In den Bildern die dem Werkkomplex „Barock“ zugeordnet sind, greift Klammer auf einen Topos barocker Malerei zurück: Himmelsbilder. Als Wolkenbilder in Wissenschaft und Kunst zuhauf anzutreffen, sind sie in Natura ganz einfach so, in den prächtigsten Versionen, vom Firmament herunter zu schauen. Vom Himmel, der seit je Projektionsraum für eine überirdische Realität ist. Wolken darin halten her für die Deutung von Verhüllung, Verfinsterung oder Freude und Wohlwollen des Himmels. Besonders als Inszenierungselemente des barocken Welttheaters. Letzterem verdingt sich Richard Klammer in dieser Serie in besonders großen Formaten.

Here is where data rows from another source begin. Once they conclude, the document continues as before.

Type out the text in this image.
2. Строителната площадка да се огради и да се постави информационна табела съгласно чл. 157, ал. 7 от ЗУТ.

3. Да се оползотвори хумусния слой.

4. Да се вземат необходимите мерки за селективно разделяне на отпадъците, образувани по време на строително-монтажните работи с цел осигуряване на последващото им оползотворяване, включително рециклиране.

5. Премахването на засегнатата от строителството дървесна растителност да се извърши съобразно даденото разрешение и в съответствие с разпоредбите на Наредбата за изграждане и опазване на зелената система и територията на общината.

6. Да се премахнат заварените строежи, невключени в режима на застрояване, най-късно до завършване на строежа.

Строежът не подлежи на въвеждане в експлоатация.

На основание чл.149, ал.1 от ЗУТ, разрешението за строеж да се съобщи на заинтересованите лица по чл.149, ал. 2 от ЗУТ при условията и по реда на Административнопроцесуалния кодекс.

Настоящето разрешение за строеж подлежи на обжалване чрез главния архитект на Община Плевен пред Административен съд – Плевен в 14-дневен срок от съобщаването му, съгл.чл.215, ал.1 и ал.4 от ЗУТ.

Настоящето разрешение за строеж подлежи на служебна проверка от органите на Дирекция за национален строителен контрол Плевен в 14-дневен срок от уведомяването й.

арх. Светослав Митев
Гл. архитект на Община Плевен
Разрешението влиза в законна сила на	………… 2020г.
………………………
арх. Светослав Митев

Ein Farb-und Formkosmos, generös gemalt, tut sich auf in beeindruckenden Formationen von bevorzugt Schleier-, Schicht- oder Haufenwolken. Losgelöst von den Klassifikationen des Wolkenatlas und zu freien Wolkenstrukturen transferiert, generieren sie ein eigenes abstraktes Bildkonzept. Allein, wo im barocken Bild Englein herumfliegen oder sich andere Figuren aus dem Mythenkabinett tummeln, brummt bei Klammer ein Flugzeug oder Hubschrauber. Es sind Fixpunkte, die dem umtriebigen Wolkengeschiebe räumliche Tiefe geben. Näheres Hinsehen verrückt die Wolkenwirklichkeit ins Fiktionale. Klammers Kunst rechnet mit dem Sehen des Übersehenen. Er konstruiert damit einen Spannungsbogen vom Himmel als gewaltige Naturerscheinung, den sich der Mensch als Flugraum erobert hat, hin zum Himmelszelt als unendliches Dach für eine übersinnliche Welt. Er trifft damit recht genau die „Welt-anschauung“ der Barockzeit, bei dem die wissenschaftliche Rationalität bei der „Entzauberung der Welt“ (Max Weber), schwer mit einer metaphysisch motivierten, mythischen Wolkenleserei rang. Klammer artikuliert den barocken Unterbau der österreichischen Mentalität in säkularer Manier. Er öffnet mit Wirklichkeitssinn dem utopischen Möglichkeitssinn Raum.
Die Serie „Fremder Verkehrsort Favela“ bezieht sich vordergründig auf die soziale, politische und kulturelle Situation von Armenvierteln in Südamerika. Klammer bannt den Wildwuchs von Elendsquartieren auf großformatige Leinwände. Was auf den ersten Blick wie ein wüstes Durcheinander von Bauelementen anmutet, gewinnt bei näherem Hinsehen Struktur. Verkürzte Parallel- und Zentralperspektive machen aus den „fremden Verkehrsorten“, die frei von Menschen sind, flache, ausdrucksarme Architekturkomplexe. Ihnen scheint das Fundament zu fehlen. Dass sie in einen leeren, farblosen Himmel wuchern, macht sie nicht anziehender. Bei manchen Bildern reduziert Klammer die Farben auf ganz wenige Skalen und lässt von der Siedlungsansicht ein bloßes Skelett übrig. Er legt das üble Programm städtebaulichen Wildwuchses offen und damit das Chaos in der Ordnung. Wer auf der Folie von Klammers „Favelas“ die heimische Raumplanung und Architekturwüstenei aufzieht, erkennt die Exotik vor der Haustür. Klammers Favelas sind der in Malerei gefasste Satz von Bert Brecht: „Von diesen Städten wird bleiben, der durch sie hindurchgeht – der Wind“.
Da die Wahrheit nicht abstrakt ist, schafft Richard Klammer konkrete Bilder zur Sichtbarmachung der Wirklichkeit.